Question

Solve the following quadratic equations by factorization: \[\frac{2}{x + 1} + \frac{3}{2(x - 2)} = \frac{23}{5x}; x \neq 0, - 1, 2\]

Answer 1

\[\frac{2}{x + 1} + \frac{3}{2(x - 2)} = \frac{23}{5x}\]

\[ \Rightarrow \frac{4(x - 2) + 3(x + 1)}{2(x - 2)(x + 1)} = \frac{23}{5x}\]

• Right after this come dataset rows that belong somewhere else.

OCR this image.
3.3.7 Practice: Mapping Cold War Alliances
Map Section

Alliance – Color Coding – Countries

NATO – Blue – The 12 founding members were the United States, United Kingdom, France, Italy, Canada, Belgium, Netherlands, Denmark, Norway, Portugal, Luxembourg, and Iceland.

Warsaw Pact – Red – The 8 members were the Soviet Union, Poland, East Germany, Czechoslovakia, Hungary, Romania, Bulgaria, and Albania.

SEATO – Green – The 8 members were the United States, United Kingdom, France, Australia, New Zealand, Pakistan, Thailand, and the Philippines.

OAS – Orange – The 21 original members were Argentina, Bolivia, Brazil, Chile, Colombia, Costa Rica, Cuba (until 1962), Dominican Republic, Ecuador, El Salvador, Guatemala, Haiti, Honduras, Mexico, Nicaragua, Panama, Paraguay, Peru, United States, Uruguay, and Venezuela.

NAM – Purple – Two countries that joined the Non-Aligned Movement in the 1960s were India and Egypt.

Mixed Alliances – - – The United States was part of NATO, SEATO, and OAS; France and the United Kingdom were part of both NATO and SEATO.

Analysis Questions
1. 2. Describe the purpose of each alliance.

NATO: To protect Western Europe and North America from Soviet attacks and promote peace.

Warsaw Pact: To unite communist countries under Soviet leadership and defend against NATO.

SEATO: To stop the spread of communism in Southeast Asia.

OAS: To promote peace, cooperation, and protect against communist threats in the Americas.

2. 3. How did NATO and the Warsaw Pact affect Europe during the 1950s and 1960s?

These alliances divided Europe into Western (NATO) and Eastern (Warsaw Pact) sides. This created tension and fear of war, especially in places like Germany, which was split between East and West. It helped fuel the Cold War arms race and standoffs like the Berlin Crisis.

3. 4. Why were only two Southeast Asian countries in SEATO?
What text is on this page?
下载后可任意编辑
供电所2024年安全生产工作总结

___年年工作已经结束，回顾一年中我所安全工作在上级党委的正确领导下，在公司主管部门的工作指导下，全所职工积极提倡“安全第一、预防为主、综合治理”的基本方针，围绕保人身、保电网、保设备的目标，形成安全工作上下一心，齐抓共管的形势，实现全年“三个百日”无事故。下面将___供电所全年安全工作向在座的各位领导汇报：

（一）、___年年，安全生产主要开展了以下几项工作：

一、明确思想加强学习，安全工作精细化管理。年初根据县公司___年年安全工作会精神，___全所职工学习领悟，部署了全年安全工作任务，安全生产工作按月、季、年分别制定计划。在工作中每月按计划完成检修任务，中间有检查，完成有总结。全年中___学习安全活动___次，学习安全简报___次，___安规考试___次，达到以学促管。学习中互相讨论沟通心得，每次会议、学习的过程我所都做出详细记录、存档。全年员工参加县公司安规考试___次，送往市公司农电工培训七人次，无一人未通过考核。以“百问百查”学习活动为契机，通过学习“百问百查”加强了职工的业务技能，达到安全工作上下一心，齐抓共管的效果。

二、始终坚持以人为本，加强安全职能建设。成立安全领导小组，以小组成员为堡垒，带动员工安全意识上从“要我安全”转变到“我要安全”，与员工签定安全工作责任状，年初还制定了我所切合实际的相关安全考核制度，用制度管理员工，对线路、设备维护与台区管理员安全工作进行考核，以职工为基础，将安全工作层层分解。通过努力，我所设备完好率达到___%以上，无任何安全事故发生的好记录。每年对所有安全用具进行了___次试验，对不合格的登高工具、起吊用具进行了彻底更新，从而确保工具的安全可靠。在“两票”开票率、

\[ \Rightarrow \frac{4x - 8 + 3x + 3}{2( x^2 + x - 2x - 2)} = \frac{23}{5x}\]

\[ \Rightarrow \frac{7x - 5}{2 x^2 - 2x - 4} = \frac{23}{5x}\]

\[ \Rightarrow 5x\left( 7x - 5 \right) = 23\left( 2 x^2 - 2x - 4 \right)\]

\[ \Rightarrow 35 x^2 - 25x = 46 x^2 - 46x - 92\]

\[ \Rightarrow 46 x^2 - 35 x^2 - 46x + 25x - 92 = 0\]

\[ \Rightarrow 11 x^2 - 21x - 92 = 0\]

\[ \Rightarrow 11 x^2 - 44x + 23x - 92 = 0\]

\[ \Rightarrow 11x(x - 4) + 23(x - 4) = 0\]

\[ \Rightarrow (11x + 23)(x - 4) = 0\]

\[ \Rightarrow 11x + 23 = 0 \text { or } x - 4 = 0\]

\[ \Rightarrow x = - \frac{23}{11} \text { or } x = 4\]

Hence, the factors are 4 and \[- \frac{23}{11}\].